“What’s in a name? that which we call a rose
By any other name would smell as sweet”
– Juliet, from Romeo and Juliet by William Shakespeare
It seems we have two topics – why do we need a new name at all? and why the current names (biologist, computational biologist, bioinformatician, etc.) don’t work. What really distinguishes a digital biologist from a regular, garden variety biologist? Why isn’t a digital biologist a computational biologist?
So, I brought along two “show and tell” items today, a picture and job posting, to help me explain.
First, the job posting. I saw this today on LinkedIn and thought it fit rather well.
Let’s parse the job post
Computational Biologist Washington Univ.
The Genome Analysis and Informatics Technology (GAIT) Center at Washington University School of Medicine in St. Louis is seeking Computational Biologists. … The GAIT center seeks to hire individuals to analyze DNA sequencing data in collaboration with biologists and physicians [the emphasis is mine].
Note – the employer makes a distinction between computational biologists and biologists. He expects the computational biologist to collaborate with biologists. He does not expect the computational biologist to be one.
The ideal candidate has a degree in computer science, biomedical engineering, or biology, …
As far as knowledge goes, the candidate most likely has a degree in computer science or engineering. Biologists aren’t excluded since biology is listed, too. Last.
…is fluent in one or more of the following languages: C, C++, Java, Python, or Ruby,
In other words, the candidate needs to be able to program but doesn’t seem to need any special abilities related to biology.
Don’t they expect a computational biologist to know any biology?
Well, towards the end, we get this:
…and has taken at least one undergraduate level Genetics class.
Okay – so all you need to have to be a computational biologist is a computer science degree and one genetics class.
Maybe a graph will help
Now, for our second show and tell item, I drew a Venn diagram.
It occurred to me, from our discussion the other day, that another important difference between digital biologists and regular biologists is the source of the biological data. Biologists are data producers and digital biologists are mostly data consumers.
Artificial data, oh my!
I’m specifying that biologists, digital and otherwise, work with biological data because computational biologists, statisticians, and bioinformaticists sometimes work with artificial data. I know, if you’re a biologist, the idea of artificial data is really weird and a bit suspicious. It certainly surprised me to learn that people made artificial data. But mathematical biologists and statisticians like these sorts of things.They find it helpful to have data sets that really are random, like a random collection of DNA sequences, or a set that follows a Poisson curve, or normal distribution. The most efficient way to get these data sets is to make them.
Anyway, unlike mathematical biologists and statisticians, biologists and digital biologists are more likely to use data that come from wet lab experiments.
Hey buddy, where’d you get that data?
The next factor is “where did the data come from?” I’m well aware that many biologists outsource some of their wet lab data collection to core laboratories. But for the most part, biologists get data from wet lab experiments or from activities where they go out and collect samples.
Digital biologists, on the other hand, get most, if not all, of their data from others: either public databases or collaborators.
I think the data source is an important difference between us. I often have to explain to school groups, who want to tour Geospiza, that the company doesn’t have a lab. Our work environment looks more like the “The Office” with blue cubicles, not a student’s vision of a high tech science lab.

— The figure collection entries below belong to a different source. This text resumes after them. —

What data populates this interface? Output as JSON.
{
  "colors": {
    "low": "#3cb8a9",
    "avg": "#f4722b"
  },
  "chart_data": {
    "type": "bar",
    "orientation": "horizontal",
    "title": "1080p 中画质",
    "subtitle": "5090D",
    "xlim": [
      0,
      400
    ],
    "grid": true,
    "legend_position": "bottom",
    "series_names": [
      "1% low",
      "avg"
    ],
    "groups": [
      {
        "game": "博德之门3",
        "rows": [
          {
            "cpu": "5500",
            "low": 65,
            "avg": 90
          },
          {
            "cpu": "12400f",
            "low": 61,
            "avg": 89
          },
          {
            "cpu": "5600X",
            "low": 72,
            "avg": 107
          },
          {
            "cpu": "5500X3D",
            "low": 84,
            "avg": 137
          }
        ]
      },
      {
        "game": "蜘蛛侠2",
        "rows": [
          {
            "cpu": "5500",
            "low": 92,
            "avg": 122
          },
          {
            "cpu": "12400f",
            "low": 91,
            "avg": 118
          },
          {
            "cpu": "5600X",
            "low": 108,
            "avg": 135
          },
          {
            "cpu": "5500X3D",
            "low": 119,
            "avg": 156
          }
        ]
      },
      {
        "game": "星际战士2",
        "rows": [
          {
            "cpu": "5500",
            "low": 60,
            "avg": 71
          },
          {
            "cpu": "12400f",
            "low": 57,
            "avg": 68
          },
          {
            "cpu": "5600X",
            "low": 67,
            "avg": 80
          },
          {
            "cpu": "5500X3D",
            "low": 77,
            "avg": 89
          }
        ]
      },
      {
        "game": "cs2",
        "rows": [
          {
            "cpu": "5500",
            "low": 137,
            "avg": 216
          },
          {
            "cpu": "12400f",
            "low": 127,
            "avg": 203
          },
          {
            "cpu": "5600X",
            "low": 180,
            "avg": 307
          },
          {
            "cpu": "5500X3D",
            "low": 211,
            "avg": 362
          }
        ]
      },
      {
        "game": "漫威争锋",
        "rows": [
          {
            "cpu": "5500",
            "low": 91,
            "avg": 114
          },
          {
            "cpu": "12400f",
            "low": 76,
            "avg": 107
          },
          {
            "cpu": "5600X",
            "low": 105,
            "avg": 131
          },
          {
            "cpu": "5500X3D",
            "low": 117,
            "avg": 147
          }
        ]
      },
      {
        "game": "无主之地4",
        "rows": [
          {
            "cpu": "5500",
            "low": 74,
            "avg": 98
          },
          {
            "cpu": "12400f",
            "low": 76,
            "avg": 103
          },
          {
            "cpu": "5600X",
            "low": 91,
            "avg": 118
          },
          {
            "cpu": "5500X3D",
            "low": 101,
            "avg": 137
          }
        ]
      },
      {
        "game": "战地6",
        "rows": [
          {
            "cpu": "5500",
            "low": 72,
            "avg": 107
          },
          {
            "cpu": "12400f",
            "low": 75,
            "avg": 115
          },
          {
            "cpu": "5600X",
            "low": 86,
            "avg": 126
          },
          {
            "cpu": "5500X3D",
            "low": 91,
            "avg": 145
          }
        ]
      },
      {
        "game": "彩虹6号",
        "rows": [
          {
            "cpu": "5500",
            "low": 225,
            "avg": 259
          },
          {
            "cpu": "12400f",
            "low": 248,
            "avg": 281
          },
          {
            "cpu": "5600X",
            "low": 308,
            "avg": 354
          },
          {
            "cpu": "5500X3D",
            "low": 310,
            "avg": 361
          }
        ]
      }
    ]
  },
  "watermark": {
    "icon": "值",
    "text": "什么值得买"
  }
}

And this brings me to the last point – why do we need a name at all?
Having a name is like wearing a name tag. You don’t wear a name tag for yourself, you wear it to help others. Just like we have mathematical biologists, computational biologists, evolutionary biologists, and so on, I think having a name help clarify what makes us different.
Digital biologists need a name because there are students and prospective scientists who don’t know about this things we do. They don’t know that we have all this really interesting data, already out there, in public databases that we can study. They don’t know that we can study the data with existing software tools. They don’t know that it’s important for us to think of the next generation and think how we get them interested in learning how to find data, evaluate data, and use it to understand biology.